Remarque : Ces recommandations s’appliquent en cas d’AVC ischémique et d’ischémie cérébrale transitoire.

9.1 Foramen ovale perméable (FOP) (mise à jour 2017)

  1. Les patients ayant récemment subi un AVC ischémique ou un AIT attribuable à un FOP devraient être évalués par des cliniciens ayant une certaine expertise en AVC et en maladies cardiovasculaires [niveau de preuve C].
  2. Pour les patients soigneusement sélectionnés qui ont récemment subi un AVC ischémique ou un AIT attribuable à un FOP, la fermeture du FOP ainsi qu’un traitement antithrombotique sont davantage recommandés que le traitement antithrombotique seul, pourvu que tous les critères suivants soient respectés [niveau de preuve A] :
    1. De 18 à 60 ans;
    2. Le diagnostic de l’AVC de référence est confirmé par imagerie et il ne s’agit ni d’un AVC ischémique embolique non lacunaire ni d’un AIT positif à la neuroimagerie ou accompagné de symptômes corticaux;
    3. Le patient a été évalué par un neurologue ou un clinicien ayant une certaine expertise en AVC, et il semble que, selon une évaluation étiologique visant à exclure toute autre étiologie, le FOP soit la cause la plus probable de l’AVC de référence.
  3. Pour les patients nécessitant un traitement anticoagulant à long terme, la décision relative à la fermeture du FOP demeure vague, et elle devrait se fonder sur les caractéristiques individuelles du patient ainsi que sur son profil risque-bienfaits [preuve C].
  4. Pour les patients ayant récemment subi un AVC ischémique ou un AIT attribuable au FOP qui ne bénéficient pas de la fermeture du FOP et qui ont 60 ans ou moins, un traitement antiplaquettaire ou anticoagulant est recommandé à titre de prévention secondaire de l’AVC, sauf en cas d’indication distincte fondée sur des données probantes quant à l’anticoagulothérapie chronique [niveau de preuve B].
  5. Les données sont insuffisantes pour formuler des recommandations concernant l’efficacité comparative de la fermeture du FOP par rapport au traitement anticoagulant.

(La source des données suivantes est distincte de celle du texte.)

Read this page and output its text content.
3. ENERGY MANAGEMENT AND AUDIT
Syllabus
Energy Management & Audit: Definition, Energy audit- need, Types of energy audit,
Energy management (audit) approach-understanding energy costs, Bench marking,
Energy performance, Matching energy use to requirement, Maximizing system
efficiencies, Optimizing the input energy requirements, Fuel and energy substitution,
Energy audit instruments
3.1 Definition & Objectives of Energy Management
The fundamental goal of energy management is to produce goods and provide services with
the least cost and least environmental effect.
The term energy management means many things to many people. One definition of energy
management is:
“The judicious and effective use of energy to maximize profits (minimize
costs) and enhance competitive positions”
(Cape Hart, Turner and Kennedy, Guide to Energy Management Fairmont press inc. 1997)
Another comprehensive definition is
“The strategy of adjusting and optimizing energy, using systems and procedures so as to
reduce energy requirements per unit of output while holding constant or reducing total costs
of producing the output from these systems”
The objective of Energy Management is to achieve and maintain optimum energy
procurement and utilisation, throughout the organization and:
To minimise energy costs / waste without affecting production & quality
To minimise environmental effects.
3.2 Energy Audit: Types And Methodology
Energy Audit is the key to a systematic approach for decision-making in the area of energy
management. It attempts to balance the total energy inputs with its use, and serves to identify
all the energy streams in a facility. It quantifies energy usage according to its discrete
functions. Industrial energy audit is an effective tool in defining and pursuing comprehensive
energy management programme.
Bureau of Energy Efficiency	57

9.2 AVC pédiatrique et foramen ovale perméable

  1. L’importance du FOP et du traitement optimal de l’embolie paradoxale associée à la perméabilité du foramen ovale chez l’enfant avec AVC ischémique est inconnue [niveau de preuve C].
  2. Les données de recherche actuelles sur les enfants ayant subi un AVC ischémique ne permettent pas de recommander la correction d’une perméabilité du foramen ovale [niveau de preuve C].

9.3 Athérome de la crosse aortique :

  1. On doit prendre en charge l’athérome de la crosse aortique en optimisant les recommandations de prévention de l’AVC qui se trouvent dans toutes les sections pertinentes du module de prévention secondaire de l’AVC [niveau de preuve C].
  2. Lors de l’essai ARCH, on n’a noté aucune différence importante chez les patients traités avec de l’aspirine et du clopidogrel, comparativement à la warfarine ; l’efficacité du traitement anticoagulant par rapport au traitement antiplaquettaire est incertaine, et la décision doit être prise en fonction des circonstances individuelles [niveau de preuve B].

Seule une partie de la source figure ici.